BOSTON – U.S. physicians chose to withdraw life-sustaining care from critically ill ischemic stroke patients at much higher rates in 2011 than in 2006, according to results of a new study, although overall percentages remain low.
The trend was bolstered by big jumps in “withdrawal of care” among patients who underwent thrombolysis or both thrombolysis and endovascular treatment: Over the 5-year period, their likelihood of having care withdrawn increased fivefold.
The study authors don’t know whether the trends have continued over the past 6 years, and it’s not clear why the rates rose so much from 2006 to 2011. The researchers speculate that the increase could be linked to disease severity and the preferences of patients and their families.
Whatever the case, study lead author Malik Muhammad Adil, MD, a neurology resident at the Ochsner Clinic Foundation in New Orleans, cautioned that prematurely withdrawing care can throw off stroke prognostication estimates that are already fuzzy. In an interview, he said this can then lead to “significant consequences, including suboptimal outcomes and higher risk of short-term mortality.”
Dr. Adil defines withdrawal of care as “discontinuation of life-sustaining interventions from a patient who is expected to die without this support.” These interventions include such treatments as intubation, mechanical ventilation, feeding tubes, antibiotics, and brain surgery, he said.
For the new study, researchers examined the Nationwide Inpatient Survey database for the years 2006-2011. They reported their findings at the annual meeting of the American Academy of Neurology.
The study reports the following regarding withdrawal of care among ischemic stroke patients:
- The rate grew in those who received neither thrombolysis nor endovascular treatment from 0.8% in 2006 to 3.0% in 2011 (P less than or equal to .0001).
- In those who received thrombolysis alone, the rate rose from 0.9% to 5.5% (P less than or equal to .0001).
- In those who received endovascular treatment alone, the rate increased from 2.8% to 9.0% (P = .0006).
- In patients who received both thrombolysis and endovascular treatment, the rate grew from 2.0% to 10.3% (P = .0009).

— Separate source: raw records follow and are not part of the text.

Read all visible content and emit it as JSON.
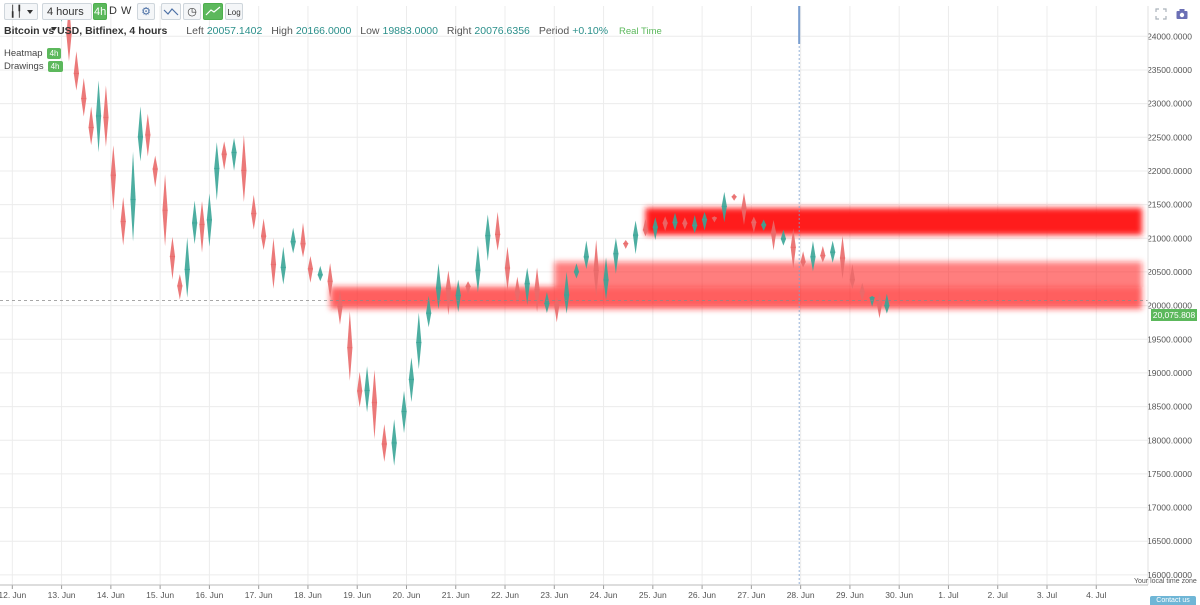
{
  "toolbar": {
    "chart_type_icon": "candlestick-icon",
    "interval_select": "4 hours",
    "interval_buttons": [
      "4h",
      "D",
      "W"
    ],
    "settings_icon": "gear-icon",
    "tools": [
      "line-tool-icon",
      "clock-icon",
      "trend-tool-icon"
    ],
    "log_label": "Log",
    "fullscreen_icon": "fullscreen-icon",
    "camera_icon": "camera-icon"
  },
  "info": {
    "title": "Bitcoin vs USD, Bitfinex, 4 hours",
    "left_label": "Left",
    "left_value": "20057.1402",
    "high_label": "High",
    "high_value": "20166.0000",
    "low_label": "Low",
    "low_value": "19883.0000",
    "right_label": "Right",
    "right_value": "20076.6356",
    "period_label": "Period",
    "period_value": "+0.10%",
    "realtime": "Real Time"
  },
  "overlays": [
    {
      "label": "Heatmap",
      "badge": "4h"
    },
    {
      "label": "Drawings",
      "badge": "4h"
    }
  ],
  "current_price_label": "20,075.808",
  "timezone_note": "Your local time zone",
  "contact_label": "Contact us",
  "colors": {
    "up": "#3aa597",
    "down": "#e96a6a",
    "accent": "#5cb85c",
    "heat": "#ff1a1a"
  },
  "chart_data": {
    "type": "candlestick",
    "x_ticks": [
      "12. Jun",
      "13. Jun",
      "14. Jun",
      "15. Jun",
      "16. Jun",
      "17. Jun",
      "18. Jun",
      "19. Jun",
      "20. Jun",
      "21. Jun",
      "22. Jun",
      "23. Jun",
      "24. Jun",
      "25. Jun",
      "26. Jun",
      "27. Jun",
      "28. Jun",
      "29. Jun",
      "30. Jun",
      "1. Jul",
      "2. Jul",
      "3. Jul",
      "4. Jul"
    ],
    "y_ticks": [
      "24000.0000",
      "23500.0000",
      "23000.0000",
      "22500.0000",
      "22000.0000",
      "21500.0000",
      "21000.0000",
      "20500.0000",
      "20000.0000",
      "19500.0000",
      "19000.0000",
      "18500.0000",
      "18000.0000",
      "17500.0000",
      "17000.0000",
      "16500.0000",
      "16000.0000"
    ],
    "ylim": [
      15850,
      24450
    ],
    "xlim_days": [
      11.75,
      35.05
    ],
    "crosshair_day": 27.97,
    "current_price": 20075.808,
    "heat_zones": [
      {
        "from_day": 18.45,
        "to_day": 35.05,
        "low": 19950,
        "high": 20280,
        "intensity": 0.7
      },
      {
        "from_day": 23.0,
        "to_day": 35.05,
        "low": 20280,
        "high": 20650,
        "intensity": 0.55
      },
      {
        "from_day": 24.85,
        "to_day": 35.05,
        "low": 21050,
        "high": 21450,
        "intensity": 1.0
      }
    ],
    "path": [
      [
        12.8,
        24300
      ],
      [
        13.0,
        24400
      ],
      [
        13.15,
        23700
      ],
      [
        13.3,
        23300
      ],
      [
        13.45,
        22900
      ],
      [
        13.6,
        22400
      ],
      [
        13.75,
        23300
      ],
      [
        13.9,
        22300
      ],
      [
        14.05,
        21500
      ],
      [
        14.25,
        21000
      ],
      [
        14.45,
        22200
      ],
      [
        14.6,
        22800
      ],
      [
        14.75,
        22200
      ],
      [
        14.9,
        21900
      ],
      [
        15.1,
        21000
      ],
      [
        15.25,
        20500
      ],
      [
        15.4,
        20100
      ],
      [
        15.55,
        21000
      ],
      [
        15.7,
        21500
      ],
      [
        15.85,
        20900
      ],
      [
        16.0,
        21700
      ],
      [
        16.15,
        22500
      ],
      [
        16.3,
        22000
      ],
      [
        16.5,
        22400
      ],
      [
        16.7,
        21600
      ],
      [
        16.9,
        21200
      ],
      [
        17.1,
        20800
      ],
      [
        17.3,
        20400
      ],
      [
        17.5,
        20800
      ],
      [
        17.7,
        21100
      ],
      [
        17.9,
        20700
      ],
      [
        18.05,
        20400
      ],
      [
        18.25,
        20600
      ],
      [
        18.45,
        20100
      ],
      [
        18.65,
        19800
      ],
      [
        18.85,
        19000
      ],
      [
        19.05,
        18500
      ],
      [
        19.2,
        19000
      ],
      [
        19.35,
        18200
      ],
      [
        19.55,
        17700
      ],
      [
        19.75,
        18200
      ],
      [
        19.95,
        18700
      ],
      [
        20.1,
        19200
      ],
      [
        20.25,
        19700
      ],
      [
        20.45,
        20050
      ],
      [
        20.65,
        20450
      ],
      [
        20.85,
        20000
      ],
      [
        21.05,
        20350
      ],
      [
        21.25,
        20250
      ],
      [
        21.45,
        20800
      ],
      [
        21.65,
        21250
      ],
      [
        21.85,
        20800
      ],
      [
        22.05,
        20350
      ],
      [
        22.25,
        20150
      ],
      [
        22.45,
        20550
      ],
      [
        22.65,
        20000
      ],
      [
        22.85,
        20200
      ],
      [
        23.05,
        19900
      ],
      [
        23.25,
        20400
      ],
      [
        23.45,
        20550
      ],
      [
        23.65,
        20800
      ],
      [
        23.85,
        20200
      ],
      [
        24.05,
        20600
      ],
      [
        24.25,
        20950
      ],
      [
        24.45,
        20900
      ],
      [
        24.65,
        21150
      ],
      [
        24.85,
        21050
      ],
      [
        25.05,
        21300
      ],
      [
        25.25,
        21200
      ],
      [
        25.45,
        21350
      ],
      [
        25.65,
        21100
      ],
      [
        25.85,
        21300
      ],
      [
        26.05,
        21350
      ],
      [
        26.25,
        21250
      ],
      [
        26.45,
        21600
      ],
      [
        26.65,
        21500
      ],
      [
        26.85,
        21250
      ],
      [
        27.05,
        21100
      ],
      [
        27.25,
        21200
      ],
      [
        27.45,
        20900
      ],
      [
        27.65,
        21050
      ],
      [
        27.85,
        20750
      ],
      [
        28.05,
        20650
      ],
      [
        28.25,
        20850
      ],
      [
        28.45,
        20700
      ],
      [
        28.65,
        20950
      ],
      [
        28.85,
        20450
      ],
      [
        29.05,
        20250
      ],
      [
        29.25,
        20150
      ],
      [
        29.45,
        20050
      ],
      [
        29.6,
        20000
      ],
      [
        29.75,
        20076
      ]
    ]
  }
}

Dr. Adil said several factors can affect rates of withdrawal of care in ischemic stroke patients, such as the level of illness (patients receiving aggressive treatment are sicker), advance directives, and the decisions of family members. Some institutions may be more likely to push for withdrawal of care, too, he said. “At my institution, we are not aggressive with withdrawal of care, and I have seen a few better outcomes than expected,” he said.
Also, the lack of useful data regarding prognosis for these patients may lead to premature decisions regarding withdrawal of care, he said.
“We have few prognostic models/scores that predict mortality, and these models are not very sensitive and specific,” Dr. Adil said. “Often, physicians make these decisions based on their previous experiences. All of this leads to premature withdrawal of care. On the other hand, because of premature withdrawal of care, we do not have the data on long-term outcomes on these patients, leading to errors in prognostication.”
In an interview, Adam G. Kelly, MD, a neurologist at the University of Rochester (N.Y.) and chief of neurology at Highland Hospital in Rochester, said the study is important but lacks crucial information such as the circumstances surrounding the care decisions. He hasn’t noticed trends in withdrawal of care among his patients.
“It’s possible that providers have become better at documenting discussions with patients and families which allowed this information to be better captured,” he said. “As the authors mention, it’s also possible that providers are consciously or unconsciously delivering prognoses that are biased towards negative outcomes, leading patients and families to be more apt to choose a palliative approach.”
Dr. Kelly added that neurologists need to objectively offer prognoses in stroke cases. “When the outcome is in doubt, I recommend time-limited trials of interventions of mechanical ventilation, artificial feeding, and other high-intensity interventions to allow patients and families to make the decision they feel is best,” he said.
What about trends in the years since 2011? Dr. Adil said information regarding the years since 2011 wasn’t available to him, but he hopes to analyze the period from 2012 to 2016.
Dr. Adil discussed his study and its implications in a video interview.
No funding is reported. Dr. Adil reports no relevant disclosures.